In Henry Mayhew’s “Boy Crossing-Sweepers and Tumblers,” we see an interesting relationship between the young, “remarkably intelligent” chimney sweep and the rest of society. This lad has developed code names for when different people walk by with the tiniest hope that perhaps they’ll give him money. How is it that people in that society are so desensitized to seeing a poor child begging on the street? Even the couples with children appear to stroll past the chimney sweep without a second glance. However, and most alarming, is the relationship between the chimney sweeps and the police officers. “If there’s a police coming, [they] musn’t ask for money” and one of the officers is even “up” to them. Are the police so removed from society that they are opposed to the innocent, those who need them most? Do the police represent authority, so distant and detached, and the children represent the innocence of society, neglected and abused?
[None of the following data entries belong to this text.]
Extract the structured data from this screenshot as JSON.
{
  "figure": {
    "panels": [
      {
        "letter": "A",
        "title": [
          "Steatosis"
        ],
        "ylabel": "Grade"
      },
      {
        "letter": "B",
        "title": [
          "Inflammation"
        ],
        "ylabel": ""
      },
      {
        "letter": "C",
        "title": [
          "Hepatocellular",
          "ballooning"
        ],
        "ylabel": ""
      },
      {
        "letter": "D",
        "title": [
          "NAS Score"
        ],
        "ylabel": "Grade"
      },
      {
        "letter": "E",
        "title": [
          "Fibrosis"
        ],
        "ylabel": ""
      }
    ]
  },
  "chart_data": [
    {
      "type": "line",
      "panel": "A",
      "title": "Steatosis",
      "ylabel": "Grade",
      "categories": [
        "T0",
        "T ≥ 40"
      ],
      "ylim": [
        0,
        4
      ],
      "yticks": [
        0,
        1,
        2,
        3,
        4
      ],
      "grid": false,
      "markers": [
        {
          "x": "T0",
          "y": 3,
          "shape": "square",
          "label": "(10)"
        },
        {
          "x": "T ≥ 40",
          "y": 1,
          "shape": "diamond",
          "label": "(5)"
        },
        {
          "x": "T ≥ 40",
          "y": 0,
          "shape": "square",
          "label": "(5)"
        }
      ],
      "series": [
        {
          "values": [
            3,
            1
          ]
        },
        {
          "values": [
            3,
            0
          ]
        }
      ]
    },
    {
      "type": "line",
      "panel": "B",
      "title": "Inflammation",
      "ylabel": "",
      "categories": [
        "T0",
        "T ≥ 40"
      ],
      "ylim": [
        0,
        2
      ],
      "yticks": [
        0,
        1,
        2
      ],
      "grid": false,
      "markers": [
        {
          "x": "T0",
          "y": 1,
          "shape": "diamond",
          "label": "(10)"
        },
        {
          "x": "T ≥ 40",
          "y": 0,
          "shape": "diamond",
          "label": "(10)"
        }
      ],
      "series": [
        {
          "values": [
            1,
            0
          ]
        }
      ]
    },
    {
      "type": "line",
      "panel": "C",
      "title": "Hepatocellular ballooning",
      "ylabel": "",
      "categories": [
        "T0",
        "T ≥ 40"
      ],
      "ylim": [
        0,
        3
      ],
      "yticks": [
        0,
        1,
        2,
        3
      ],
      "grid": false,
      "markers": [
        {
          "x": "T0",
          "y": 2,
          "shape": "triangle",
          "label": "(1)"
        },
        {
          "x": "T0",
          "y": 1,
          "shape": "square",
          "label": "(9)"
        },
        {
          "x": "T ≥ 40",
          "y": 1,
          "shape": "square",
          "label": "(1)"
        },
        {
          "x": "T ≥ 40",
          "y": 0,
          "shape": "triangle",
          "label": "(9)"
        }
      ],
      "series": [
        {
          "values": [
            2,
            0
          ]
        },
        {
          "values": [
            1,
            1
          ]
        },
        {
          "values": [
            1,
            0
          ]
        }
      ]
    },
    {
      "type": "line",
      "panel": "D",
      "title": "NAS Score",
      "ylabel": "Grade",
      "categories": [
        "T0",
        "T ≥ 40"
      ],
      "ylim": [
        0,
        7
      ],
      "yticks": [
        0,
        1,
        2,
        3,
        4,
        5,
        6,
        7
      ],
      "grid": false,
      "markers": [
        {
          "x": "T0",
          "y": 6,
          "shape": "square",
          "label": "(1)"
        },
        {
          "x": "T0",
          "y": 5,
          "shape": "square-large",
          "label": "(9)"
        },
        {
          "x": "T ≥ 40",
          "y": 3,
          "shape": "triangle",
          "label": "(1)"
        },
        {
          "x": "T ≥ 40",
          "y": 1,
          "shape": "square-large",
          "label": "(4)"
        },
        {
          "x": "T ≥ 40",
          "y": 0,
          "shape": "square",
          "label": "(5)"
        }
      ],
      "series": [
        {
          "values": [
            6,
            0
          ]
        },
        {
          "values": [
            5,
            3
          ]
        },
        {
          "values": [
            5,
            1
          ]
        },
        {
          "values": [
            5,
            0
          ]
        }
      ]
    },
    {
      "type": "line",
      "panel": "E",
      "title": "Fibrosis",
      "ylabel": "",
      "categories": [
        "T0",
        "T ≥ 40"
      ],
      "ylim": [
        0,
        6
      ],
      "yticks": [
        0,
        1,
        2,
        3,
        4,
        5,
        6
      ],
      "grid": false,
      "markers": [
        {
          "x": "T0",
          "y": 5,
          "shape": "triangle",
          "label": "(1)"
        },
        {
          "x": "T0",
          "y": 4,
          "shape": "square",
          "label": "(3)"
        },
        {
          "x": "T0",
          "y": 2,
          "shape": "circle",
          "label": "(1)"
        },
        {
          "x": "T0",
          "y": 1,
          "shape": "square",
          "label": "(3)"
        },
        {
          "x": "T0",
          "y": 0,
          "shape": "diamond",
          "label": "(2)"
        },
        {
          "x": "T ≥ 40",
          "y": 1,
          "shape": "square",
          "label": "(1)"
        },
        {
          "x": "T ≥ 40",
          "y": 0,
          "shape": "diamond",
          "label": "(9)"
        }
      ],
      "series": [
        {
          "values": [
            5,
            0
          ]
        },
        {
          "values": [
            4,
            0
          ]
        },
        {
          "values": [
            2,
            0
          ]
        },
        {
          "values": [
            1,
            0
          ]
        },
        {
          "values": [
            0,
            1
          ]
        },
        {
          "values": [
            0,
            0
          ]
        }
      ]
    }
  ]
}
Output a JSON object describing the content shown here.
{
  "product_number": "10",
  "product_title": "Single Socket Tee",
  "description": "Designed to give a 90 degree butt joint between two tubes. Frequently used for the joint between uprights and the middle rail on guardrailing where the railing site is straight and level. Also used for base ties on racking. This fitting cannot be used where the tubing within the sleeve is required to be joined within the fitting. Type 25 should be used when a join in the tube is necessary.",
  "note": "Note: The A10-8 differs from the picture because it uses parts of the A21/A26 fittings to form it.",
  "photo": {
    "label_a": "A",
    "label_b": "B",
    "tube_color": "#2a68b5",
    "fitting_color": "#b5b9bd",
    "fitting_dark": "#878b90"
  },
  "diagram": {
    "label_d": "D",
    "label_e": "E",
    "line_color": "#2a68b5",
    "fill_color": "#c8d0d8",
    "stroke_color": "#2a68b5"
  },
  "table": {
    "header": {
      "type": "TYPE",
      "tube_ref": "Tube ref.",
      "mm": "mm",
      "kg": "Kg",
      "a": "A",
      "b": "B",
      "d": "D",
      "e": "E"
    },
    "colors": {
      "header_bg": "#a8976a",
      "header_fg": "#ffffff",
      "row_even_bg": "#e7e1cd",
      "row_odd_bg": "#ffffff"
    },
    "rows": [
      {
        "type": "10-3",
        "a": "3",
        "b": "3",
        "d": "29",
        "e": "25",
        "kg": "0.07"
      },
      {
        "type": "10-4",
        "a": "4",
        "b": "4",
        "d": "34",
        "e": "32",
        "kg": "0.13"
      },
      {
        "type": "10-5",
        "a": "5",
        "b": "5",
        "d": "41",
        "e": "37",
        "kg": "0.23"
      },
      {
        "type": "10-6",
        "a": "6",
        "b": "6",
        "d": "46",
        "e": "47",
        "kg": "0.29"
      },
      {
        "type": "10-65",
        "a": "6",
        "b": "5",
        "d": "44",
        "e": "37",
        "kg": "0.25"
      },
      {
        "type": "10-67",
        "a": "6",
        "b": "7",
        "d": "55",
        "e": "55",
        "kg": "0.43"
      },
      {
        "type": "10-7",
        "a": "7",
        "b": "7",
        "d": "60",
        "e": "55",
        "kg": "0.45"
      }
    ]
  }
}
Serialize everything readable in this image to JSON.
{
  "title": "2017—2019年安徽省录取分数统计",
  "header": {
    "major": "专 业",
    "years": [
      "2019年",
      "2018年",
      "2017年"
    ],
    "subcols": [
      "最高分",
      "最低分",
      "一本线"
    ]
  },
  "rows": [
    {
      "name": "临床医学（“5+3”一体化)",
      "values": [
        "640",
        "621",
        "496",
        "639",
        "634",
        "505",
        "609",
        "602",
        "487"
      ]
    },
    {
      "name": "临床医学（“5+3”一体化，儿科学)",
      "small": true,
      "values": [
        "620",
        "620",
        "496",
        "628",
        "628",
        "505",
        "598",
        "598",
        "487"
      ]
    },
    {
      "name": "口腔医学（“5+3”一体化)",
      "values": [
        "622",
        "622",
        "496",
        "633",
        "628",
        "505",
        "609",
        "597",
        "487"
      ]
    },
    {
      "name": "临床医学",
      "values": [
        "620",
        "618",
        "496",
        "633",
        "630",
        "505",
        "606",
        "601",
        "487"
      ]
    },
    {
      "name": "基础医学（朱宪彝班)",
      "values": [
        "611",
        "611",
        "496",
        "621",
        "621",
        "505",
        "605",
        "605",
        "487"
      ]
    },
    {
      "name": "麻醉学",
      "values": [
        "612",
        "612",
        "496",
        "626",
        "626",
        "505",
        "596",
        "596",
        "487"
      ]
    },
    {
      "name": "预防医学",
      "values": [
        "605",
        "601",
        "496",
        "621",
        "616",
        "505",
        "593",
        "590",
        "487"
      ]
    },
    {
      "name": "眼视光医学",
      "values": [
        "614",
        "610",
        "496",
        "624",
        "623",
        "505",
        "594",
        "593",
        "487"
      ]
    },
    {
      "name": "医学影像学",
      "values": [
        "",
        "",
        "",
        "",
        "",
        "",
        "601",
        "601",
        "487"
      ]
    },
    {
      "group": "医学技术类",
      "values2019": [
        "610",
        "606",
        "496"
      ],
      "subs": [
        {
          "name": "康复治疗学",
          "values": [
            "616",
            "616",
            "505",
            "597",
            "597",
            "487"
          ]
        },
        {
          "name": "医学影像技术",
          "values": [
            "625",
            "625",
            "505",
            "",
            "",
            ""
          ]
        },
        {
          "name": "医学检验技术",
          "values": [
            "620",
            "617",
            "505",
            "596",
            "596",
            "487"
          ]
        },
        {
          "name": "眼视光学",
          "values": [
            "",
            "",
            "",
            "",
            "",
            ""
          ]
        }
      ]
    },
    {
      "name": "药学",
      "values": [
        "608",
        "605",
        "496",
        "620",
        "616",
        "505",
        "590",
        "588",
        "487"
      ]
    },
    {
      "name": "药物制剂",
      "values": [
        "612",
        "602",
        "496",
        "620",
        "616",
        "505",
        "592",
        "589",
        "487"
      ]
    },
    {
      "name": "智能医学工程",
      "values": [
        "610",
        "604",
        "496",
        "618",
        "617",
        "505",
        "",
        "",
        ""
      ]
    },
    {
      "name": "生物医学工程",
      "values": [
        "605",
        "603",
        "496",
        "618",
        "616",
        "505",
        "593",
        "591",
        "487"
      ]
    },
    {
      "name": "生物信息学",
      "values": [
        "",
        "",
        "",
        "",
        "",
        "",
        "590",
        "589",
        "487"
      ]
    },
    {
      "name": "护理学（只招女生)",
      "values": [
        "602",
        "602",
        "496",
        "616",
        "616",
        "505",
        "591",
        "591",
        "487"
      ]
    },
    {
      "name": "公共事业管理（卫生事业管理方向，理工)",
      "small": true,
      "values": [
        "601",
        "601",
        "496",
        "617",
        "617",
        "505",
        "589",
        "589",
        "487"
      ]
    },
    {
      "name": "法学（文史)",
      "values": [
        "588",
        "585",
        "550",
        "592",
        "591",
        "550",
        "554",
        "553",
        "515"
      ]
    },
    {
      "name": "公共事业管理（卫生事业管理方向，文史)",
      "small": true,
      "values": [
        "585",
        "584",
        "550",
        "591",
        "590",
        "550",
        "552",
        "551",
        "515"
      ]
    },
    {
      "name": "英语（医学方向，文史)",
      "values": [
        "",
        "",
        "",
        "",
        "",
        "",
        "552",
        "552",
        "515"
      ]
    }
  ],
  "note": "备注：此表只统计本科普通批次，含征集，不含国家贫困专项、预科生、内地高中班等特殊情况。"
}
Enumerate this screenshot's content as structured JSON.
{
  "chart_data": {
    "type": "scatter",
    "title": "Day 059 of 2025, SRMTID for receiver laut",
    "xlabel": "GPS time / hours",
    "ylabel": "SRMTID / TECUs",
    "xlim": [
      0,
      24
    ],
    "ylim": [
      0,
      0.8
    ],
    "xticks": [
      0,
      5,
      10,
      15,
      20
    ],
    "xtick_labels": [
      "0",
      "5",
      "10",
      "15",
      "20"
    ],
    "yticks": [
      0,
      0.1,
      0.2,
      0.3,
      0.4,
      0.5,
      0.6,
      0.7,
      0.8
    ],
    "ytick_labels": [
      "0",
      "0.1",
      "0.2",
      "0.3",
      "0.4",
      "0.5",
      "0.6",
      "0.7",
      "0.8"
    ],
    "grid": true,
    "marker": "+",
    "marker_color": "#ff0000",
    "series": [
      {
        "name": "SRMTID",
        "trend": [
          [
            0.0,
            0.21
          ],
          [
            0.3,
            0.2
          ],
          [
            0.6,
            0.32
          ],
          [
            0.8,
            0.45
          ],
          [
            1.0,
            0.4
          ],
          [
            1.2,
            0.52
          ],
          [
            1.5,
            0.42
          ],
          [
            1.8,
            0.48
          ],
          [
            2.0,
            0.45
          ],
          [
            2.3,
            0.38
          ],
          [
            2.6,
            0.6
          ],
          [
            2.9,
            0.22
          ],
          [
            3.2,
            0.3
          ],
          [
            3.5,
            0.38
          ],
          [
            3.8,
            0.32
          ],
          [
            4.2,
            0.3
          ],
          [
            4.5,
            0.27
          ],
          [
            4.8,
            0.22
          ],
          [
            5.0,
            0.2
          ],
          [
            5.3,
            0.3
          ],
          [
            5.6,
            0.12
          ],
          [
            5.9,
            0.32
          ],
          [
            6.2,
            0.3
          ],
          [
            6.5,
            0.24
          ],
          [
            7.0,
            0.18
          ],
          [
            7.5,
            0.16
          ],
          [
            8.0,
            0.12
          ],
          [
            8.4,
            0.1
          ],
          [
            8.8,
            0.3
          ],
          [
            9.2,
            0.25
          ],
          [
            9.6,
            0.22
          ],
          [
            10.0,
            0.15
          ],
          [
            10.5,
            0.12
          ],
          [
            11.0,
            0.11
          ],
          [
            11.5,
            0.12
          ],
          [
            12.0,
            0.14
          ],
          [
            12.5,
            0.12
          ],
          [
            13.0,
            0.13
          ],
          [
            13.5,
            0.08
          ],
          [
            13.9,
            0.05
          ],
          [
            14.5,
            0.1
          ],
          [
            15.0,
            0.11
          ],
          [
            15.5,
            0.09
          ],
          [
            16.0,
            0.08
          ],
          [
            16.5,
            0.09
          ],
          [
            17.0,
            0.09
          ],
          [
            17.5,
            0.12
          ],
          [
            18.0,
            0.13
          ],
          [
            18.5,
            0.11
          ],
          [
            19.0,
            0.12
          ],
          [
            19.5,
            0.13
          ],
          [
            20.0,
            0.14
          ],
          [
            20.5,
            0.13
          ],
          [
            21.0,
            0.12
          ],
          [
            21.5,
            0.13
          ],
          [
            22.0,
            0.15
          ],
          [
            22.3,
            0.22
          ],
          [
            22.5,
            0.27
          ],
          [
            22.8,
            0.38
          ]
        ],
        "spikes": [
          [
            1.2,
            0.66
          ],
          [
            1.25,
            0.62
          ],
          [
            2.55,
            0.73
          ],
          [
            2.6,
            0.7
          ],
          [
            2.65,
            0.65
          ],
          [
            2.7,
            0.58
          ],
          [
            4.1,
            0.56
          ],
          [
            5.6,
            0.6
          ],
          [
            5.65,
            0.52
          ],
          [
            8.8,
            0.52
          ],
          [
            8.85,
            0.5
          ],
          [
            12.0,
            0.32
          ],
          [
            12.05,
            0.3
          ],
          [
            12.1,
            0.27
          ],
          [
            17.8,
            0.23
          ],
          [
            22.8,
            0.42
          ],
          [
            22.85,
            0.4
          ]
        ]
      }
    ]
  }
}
It seems to me that those who are supposed to be protectors are only working to protect one type of person and one type of life- the upper class. The rest, like the young chimney sweep, are left to fend for themselves and fight against the existing system. And, on another note, why is this child able to speak of his abuse and sorrows in such an eloquent, rational way? It seems that the lot of the poor comes as no surprise to them. Through the chimney sweep, Mayhew presents a severely stratified society in which one class is either ignorant or bothered by another and where people are of less value than money.

Morality in the Victorian Period-Henry Mayhew

Times have progressed since William Blake published The Chimney Sweeper, but has morality not? In “Boy Crossing-Sweepers and Tumblers” by Henry Mayhew (London Labour and the London Poor), the pathetic predicament of the urban poor is exemplified through the profile of an “intelligent lad.” The text describes an isolated society formed by these child laborers, complete with “forms of trial…law…and a kind of language.” Although this lowly sphere of humanity regularly comes into contact with that of the upper class, those of good fortune view them with disdain, at best throwing them some change if their antics are deemed amusing.  Does the text suggest that the wealthy feel any sympathies for boys forced into begging because of misfortune outside of their control? Unlike Blake’s portrayal of the urban poor, which indicated that upper-class churchgoers tried to use the promise of eventual salvation to satisfy any moral discomfort, Mayhew’s account implies that any such unease has been abandoned in favor of simply ignoring the crossing-sweepers’ squalid conditions. This is solidified in Vanity Fair by Mr. Osborne’s reaction to the sudden misfortune of the Sedleys, to whom he should feel forever indebted. Instead of repaying debts and trying to help the family, or at the very least extending sympathies, he orders his family to cut off all communication with them. Are his actions unique in Victorian society? Unfortunately, the novel suggests they are not; his desire to distance himself from those who have slipped into a lower class accurately mirrors the blatant absence of morals swirling in the society around him. Perhaps even those who do have a sense of decency shove it aside in a desire to echo the values deemed acceptable by the majority.